One big choice you face in the planning process? Decisions about issues related to long-term occupancy of the home, whether you plan to sell within a short or long amount of time and how you should arrange your financing to accommodate those needs. What kind of arrangements?
Some borrowers don’t apply for a fixed-rate mortgage. They know they are not keeping the home for the long-term and choose to take advantage of lower interest rates offered in the introductory period of an FHA Adjustable Rate Mortgage (ARM) instead of applying for a fixed-rate mortgage.
Doing this in the most effective way possible means having a strategy to deal with the end of the introductory rate and the beginning of the interest rate adjustments on the ARM.
But if you don’t have a plan to deal with those rate adjustments, a fixed-rate mortgage may be a much safer bet. Adjustable-rate mortgages should be viewed as a tool to help you achieve specific goals for the loan.
Down Payment Issues
When borrowers don’t know how much their down payment might be, it’s difficult to realistically plan and save for it. Shop around for participating FHA lenders and get an idea of much down payment you will be required to make (3.5%, 10%, 20%?) which means you will need to set a price range based on what you can afford to buy.

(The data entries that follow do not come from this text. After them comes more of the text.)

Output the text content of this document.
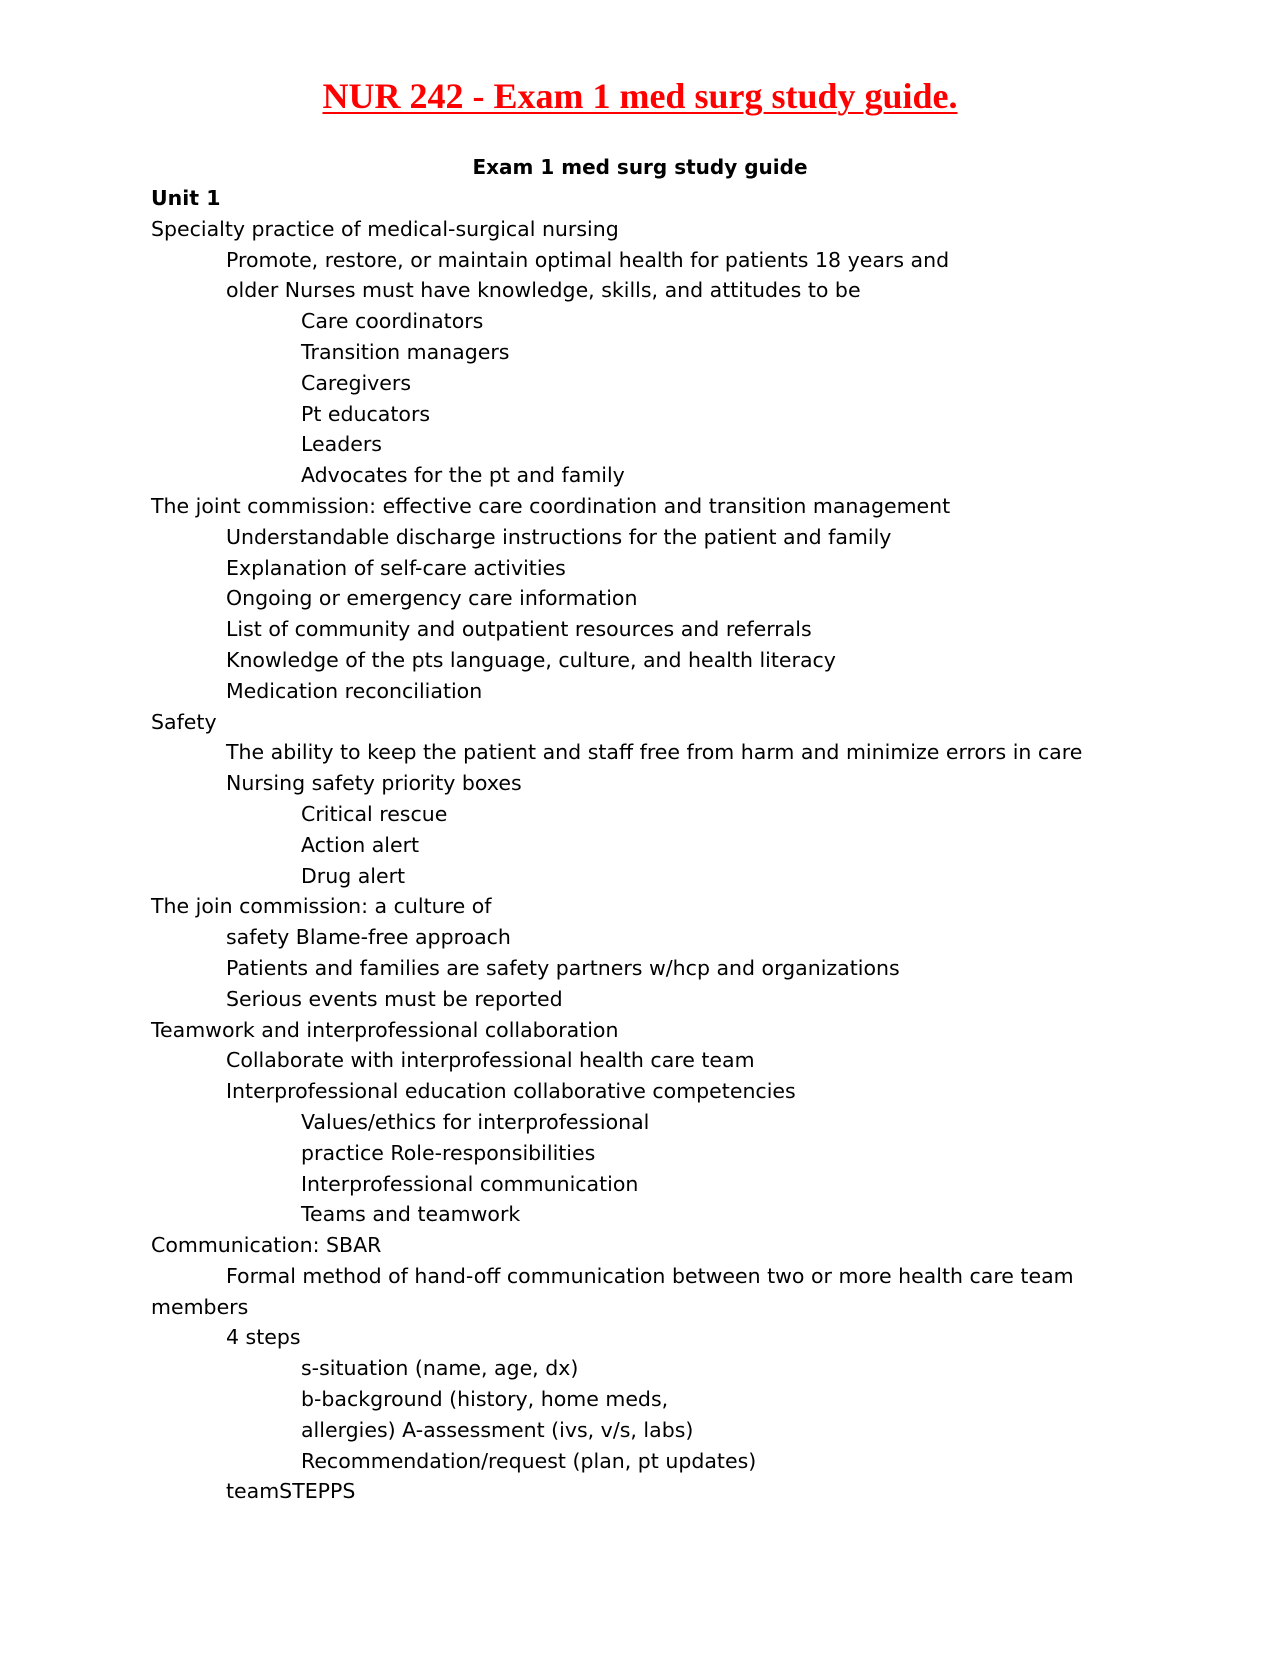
NUR 242 - Exam 1 med surg study guide.
Exam 1 med surg study guide
Unit 1
Specialty practice of medical-surgical nursing
Promote, restore, or maintain optimal health for patients 18 years and
older Nurses must have knowledge, skills, and attitudes to be
Care coordinators
Transition managers
Caregivers
Pt educators
Leaders
Advocates for the pt and family
The joint commission: effective care coordination and transition management
Understandable discharge instructions for the patient and family
Explanation of self-care activities
Ongoing or emergency care information
List of community and outpatient resources and referrals
Knowledge of the pts language, culture, and health literacy
Medication reconciliation
Safety
The ability to keep the patient and staff free from harm and minimize errors in care
Nursing safety priority boxes
Critical rescue
Action alert
Drug alert
The join commission: a culture of
safety Blame-free approach
Patients and families are safety partners w/hcp and organizations
Serious events must be reported
Teamwork and interprofessional collaboration
Collaborate with interprofessional health care team
Interprofessional education collaborative competencies
Values/ethics for interprofessional
practice Role-responsibilities
Interprofessional communication
Teams and teamwork
Communication: SBAR
Formal method of hand-off communication between two or more health care team
members
4 steps
s-situation (name, age, dx)
b-background (history, home meds,
allergies) A-assessment (ivs, v/s, labs)
Recommendation/request (plan, pt updates)
teamSTEPPS
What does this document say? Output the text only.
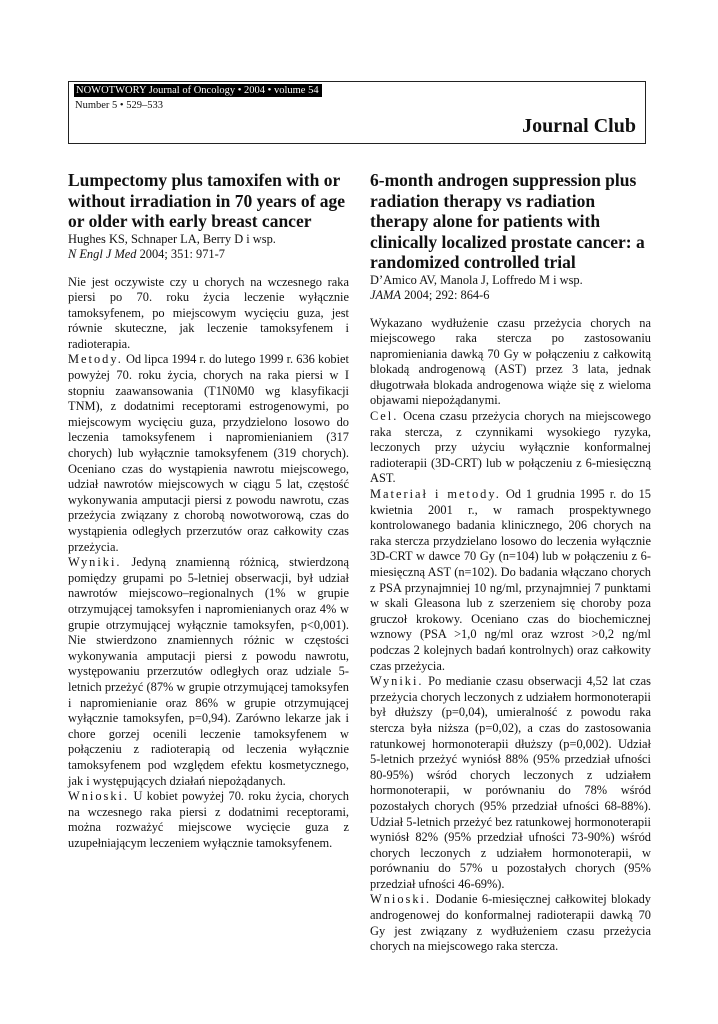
NOWOTWORY Journal of Oncology • 2004 • volume 54
Number 5 • 529–533
Journal Club
Lumpectomy plus tamoxifen with or without irradiation in 70 years of age or older with early breast cancer
Hughes KS, Schnaper LA, Berry D i wsp.
N Engl J Med 2004; 351: 971-7

Nie jest oczywiste czy u chorych na wczesnego raka piersi po 70. roku życia leczenie wyłącznie tamoksyfenem, po miejscowym wycięciu guza, jest równie skuteczne, jak leczenie tamoksyfenem i radioterapia.

Metody. Od lipca 1994 r. do lutego 1999 r. 636 kobiet powyżej 70. roku życia, chorych na raka piersi w I stopniu zaawansowania (T1N0M0 wg klasyfikacji TNM), z dodatnimi receptorami estrogenowymi, po miejscowym wycięciu guza, przydzielono losowo do leczenia tamoksyfenem i napromienianiem (317 chorych) lub wyłącznie tamoksyfenem (319 chorych). Oceniano czas do wystąpienia nawrotu miejscowego, udział nawrotów miejscowych w ciągu 5 lat, częstość wykonywania amputacji piersi z powodu nawrotu, czas przeżycia związany z chorobą nowotworową, czas do wystąpienia odległych przerzutów oraz całkowity czas przeżycia.

Wyniki. Jedyną znamienną różnicą, stwierdzoną pomiędzy grupami po 5-letniej obserwacji, był udział nawrotów miejscowo–regionalnych (1% w grupie otrzymującej tamoksyfen i napromienianych oraz 4% w grupie otrzymującej wyłącznie tamoksyfen, p<0,001). Nie stwierdzono znamiennych różnic w częstości wykonywania amputacji piersi z powodu nawrotu, występowaniu przerzutów odległych oraz udziale 5-letnich przeżyć (87% w grupie otrzymującej tamoksyfen i napromienianie oraz 86% w grupie otrzymującej wyłącznie tamoksyfen, p=0,94). Zarówno lekarze jak i chore gorzej ocenili leczenie tamoksyfenem w połączeniu z radioterapią od leczenia wyłącznie tamoksyfenem pod względem efektu kosmetycznego, jak i występujących działań niepożądanych.

Wnioski. U kobiet powyżej 70. roku życia, chorych na wczesnego raka piersi z dodatnimi receptorami, można rozważyć miejscowe wycięcie guza z uzupełniającym leczeniem wyłącznie tamoksyfenem.

6-month androgen suppression plus radiation therapy vs radiation therapy alone for patients with clinically localized prostate cancer: a randomized controlled trial
D’Amico AV, Manola J, Loffredo M i wsp.
JAMA 2004; 292: 864-6

Wykazano wydłużenie czasu przeżycia chorych na miejscowego raka stercza po zastosowaniu napromieniania dawką 70 Gy w połączeniu z całkowitą blokadą androgenową (AST) przez 3 lata, jednak długotrwała blokada androgenowa wiąże się z wieloma objawami niepożądanymi.

Cel. Ocena czasu przeżycia chorych na miejscowego raka stercza, z czynnikami wysokiego ryzyka, leczonych przy użyciu wyłącznie konformalnej radioterapii (3D-CRT) lub w połączeniu z 6-miesięczną AST.

Materiał i metody. Od 1 grudnia 1995 r. do 15 kwietnia 2001 r., w ramach prospektywnego kontrolowanego badania klinicznego, 206 chorych na raka stercza przydzielano losowo do leczenia wyłącznie 3D-CRT w dawce 70 Gy (n=104) lub w połączeniu z 6-miesięczną AST (n=102). Do badania włączano chorych z PSA przynajmniej 10 ng/ml, przynajmniej 7 punktami w skali Gleasona lub z szerzeniem się choroby poza gruczoł krokowy. Oceniano czas do biochemicznej wznowy (PSA >1,0 ng/ml oraz wzrost >0,2 ng/ml podczas 2 kolejnych badań kontrolnych) oraz całkowity czas przeżycia.

Wyniki. Po medianie czasu obserwacji 4,52 lat czas przeżycia chorych leczonych z udziałem hormonoterapii był dłuższy (p=0,04), umieralność z powodu raka stercza była niższa (p=0,02), a czas do zastosowania ratunkowej hormonoterapii dłuższy (p=0,002). Udział 5-letnich przeżyć wyniósł 88% (95% przedział ufności 80-95%) wśród chorych leczonych z udziałem hormonoterapii, w porównaniu do 78% wśród pozostałych chorych (95% przedział ufności 68-88%). Udział 5-letnich przeżyć bez ratunkowej hormonoterapii wyniósł 82% (95% przedział ufności 73-90%) wśród chorych leczonych z udziałem hormonoterapii, w porównaniu do 57% u pozostałych chorych (95% przedział ufności 46-69%).

Wnioski. Dodanie 6-miesięcznej całkowitej blokady androgenowej do konformalnej radioterapii dawką 70 Gy jest związany z wydłużeniem czasu przeżycia chorych na miejscowego raka stercza.
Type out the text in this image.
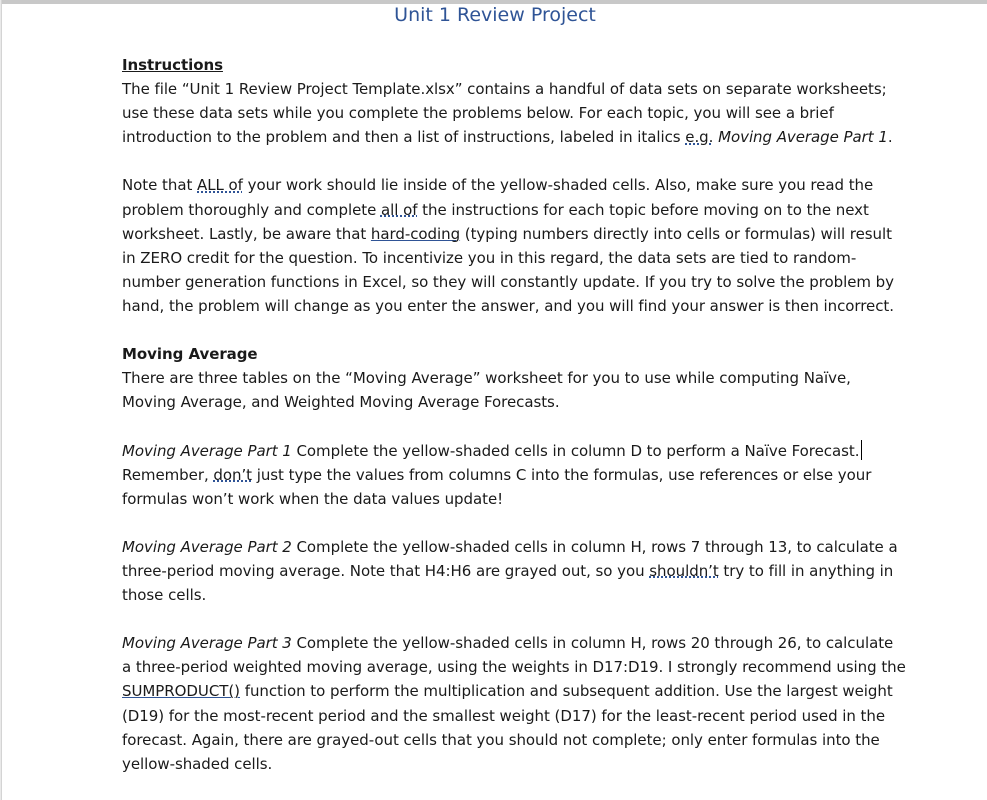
Unit 1 Review Project
Instructions
The file “Unit 1 Review Project Template.xlsx” contains a handful of data sets on separate worksheets;
use these data sets while you complete the problems below. For each topic, you will see a brief
introduction to the problem and then a list of instructions, labeled in italics e.g. Moving Average Part 1.
Note that ALL of your work should lie inside of the yellow-shaded cells. Also, make sure you read the
problem thoroughly and complete all of the instructions for each topic before moving on to the next
worksheet. Lastly, be aware that hard-coding (typing numbers directly into cells or formulas) will result
in ZERO credit for the question. To incentivize you in this regard, the data sets are tied to random-
number generation functions in Excel, so they will constantly update. If you try to solve the problem by
hand, the problem will change as you enter the answer, and you will find your answer is then incorrect.
Moving Average
There are three tables on the “Moving Average” worksheet for you to use while computing Naïve,
Moving Average, and Weighted Moving Average Forecasts.
Moving Average Part 1 Complete the yellow-shaded cells in column D to perform a Naïve Forecast.
Remember, don’t just type the values from columns C into the formulas, use references or else your
formulas won’t work when the data values update!
Moving Average Part 2 Complete the yellow-shaded cells in column H, rows 7 through 13, to calculate a
three-period moving average. Note that H4:H6 are grayed out, so you shouldn’t try to fill in anything in
those cells.
Moving Average Part 3 Complete the yellow-shaded cells in column H, rows 20 through 26, to calculate
a three-period weighted moving average, using the weights in D17:D19. I strongly recommend using the
SUMPRODUCT() function to perform the multiplication and subsequent addition. Use the largest weight
(D19) for the most-recent period and the smallest weight (D17) for the least-recent period used in the
forecast. Again, there are grayed-out cells that you should not complete; only enter formulas into the
yellow-shaded cells.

One important thing to keep in mind about saving up for your down payment? The FHA loan rules which state that your down payment and your other closing costs are entirely separate. Your lender cannot consider your other closing cost payments as part of your down payment.
Some borrowers want to pay more than the minimum required down–they want to pay less over the lifetime of the mortgage and reducing the principal balance is the way to do that. The lower your principal balance, the less you pay in interest.
How much are you willing to overpay on the down payment (with the reduced principal in mind) based on your financial needs and goals?
Decide On The Property TypeYou Want To Finance
You will find different FHA single-family home loans for different property types. A house in the ‘burbs requires a different loan than a construction loan, or for the purchase of a condo unit.
Some of these home loan options require more time than others to process, and some may require special consideration by the lender depending on circumstances. A construction loan has different requirements than the home loan you need to buy and repair a home.
Some things are consistent no matter what FHA home loan product you choose to purchase a home with; the down payment terms and interest rate rules under the FHA program don’t generally don’t change just because you choose a condo loan over a typical suburban home.
Lender requirements may apply, however, and you will need to know what those requirements may include.